Silver, who went along on the first field test of the glasses in Ghana, remembers how the first man to try a pair, a tailor forced to retire in his 40s when he could no longer see well enough to work, grinned and immediately started up his sewing machine.

“Tears came to my eyes,” Silver said. “I realized how really important it was for a guy like this to be able to see.” He also realized he’d made a strategic error -- no one wanted to give back the prototypes after trying them.

White came across Silver’s invention after watching a Lions Club handout of used glasses in Morocco.
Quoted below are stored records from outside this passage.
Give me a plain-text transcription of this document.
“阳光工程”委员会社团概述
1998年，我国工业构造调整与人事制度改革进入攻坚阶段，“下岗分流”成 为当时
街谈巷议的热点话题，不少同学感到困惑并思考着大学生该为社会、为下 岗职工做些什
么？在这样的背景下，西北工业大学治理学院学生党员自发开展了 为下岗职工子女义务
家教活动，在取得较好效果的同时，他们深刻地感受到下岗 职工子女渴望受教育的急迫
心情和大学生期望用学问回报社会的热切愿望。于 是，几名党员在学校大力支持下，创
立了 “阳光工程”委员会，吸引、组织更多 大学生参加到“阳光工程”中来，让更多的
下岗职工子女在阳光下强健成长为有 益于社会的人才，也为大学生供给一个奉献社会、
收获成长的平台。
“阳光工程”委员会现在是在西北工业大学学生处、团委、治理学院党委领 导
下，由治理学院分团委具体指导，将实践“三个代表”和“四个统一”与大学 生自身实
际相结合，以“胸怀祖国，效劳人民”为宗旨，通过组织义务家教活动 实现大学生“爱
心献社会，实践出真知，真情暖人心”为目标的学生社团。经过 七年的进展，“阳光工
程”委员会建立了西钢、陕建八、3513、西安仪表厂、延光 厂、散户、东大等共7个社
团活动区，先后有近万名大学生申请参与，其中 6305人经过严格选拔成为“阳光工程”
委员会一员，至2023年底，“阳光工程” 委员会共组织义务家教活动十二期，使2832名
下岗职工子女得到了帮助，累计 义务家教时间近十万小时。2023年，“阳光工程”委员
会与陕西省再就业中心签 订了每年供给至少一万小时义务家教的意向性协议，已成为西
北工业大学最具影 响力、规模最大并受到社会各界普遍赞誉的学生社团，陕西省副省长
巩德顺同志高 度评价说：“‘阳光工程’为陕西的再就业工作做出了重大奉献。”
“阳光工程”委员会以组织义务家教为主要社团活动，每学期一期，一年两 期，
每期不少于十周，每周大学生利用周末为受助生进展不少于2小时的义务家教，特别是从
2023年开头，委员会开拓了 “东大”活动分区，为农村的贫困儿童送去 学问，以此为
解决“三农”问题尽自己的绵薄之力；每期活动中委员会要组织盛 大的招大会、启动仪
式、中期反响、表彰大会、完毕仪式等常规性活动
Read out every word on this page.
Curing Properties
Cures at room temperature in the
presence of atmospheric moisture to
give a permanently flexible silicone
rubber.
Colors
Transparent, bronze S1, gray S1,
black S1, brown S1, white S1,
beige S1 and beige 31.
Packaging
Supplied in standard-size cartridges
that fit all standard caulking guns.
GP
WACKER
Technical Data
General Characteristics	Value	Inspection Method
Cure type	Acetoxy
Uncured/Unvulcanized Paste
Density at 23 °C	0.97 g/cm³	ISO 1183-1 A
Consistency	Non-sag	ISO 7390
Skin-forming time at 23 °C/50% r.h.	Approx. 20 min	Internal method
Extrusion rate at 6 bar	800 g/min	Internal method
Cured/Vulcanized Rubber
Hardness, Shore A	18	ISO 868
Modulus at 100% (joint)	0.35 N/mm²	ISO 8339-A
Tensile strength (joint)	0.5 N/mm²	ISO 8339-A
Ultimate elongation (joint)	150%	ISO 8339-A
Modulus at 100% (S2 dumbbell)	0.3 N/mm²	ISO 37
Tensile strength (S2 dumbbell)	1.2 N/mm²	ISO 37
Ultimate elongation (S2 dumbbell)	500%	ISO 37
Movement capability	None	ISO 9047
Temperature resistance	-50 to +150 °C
Though many people got help, few were able to find glasses that gave them 20/20 vision, he said. He decided there must be a better way. A Google search turned up the self-adjusted glasses. White flew to Oxford for a look and within days had persuaded his superior to place a big order.

“I’ve never seen the military move that fast,” he said. “No one’s a believer until they see them.” The revolutionary glasses have a few drawbacks. They don’t correct astigmatism, but that problem is mild enough in about 80% of potential users that the glasses can still be very effective, Silver said.

Critics also have argued that the do-it-yourself aspect could keep people with eye diseases like glaucoma from visiting doctors who could catch such problems. Silver dismisses that as a major concern, saying that in the locations most likely to benefit from the technology, “there are insufficient professionals and no infrastructure” anyway.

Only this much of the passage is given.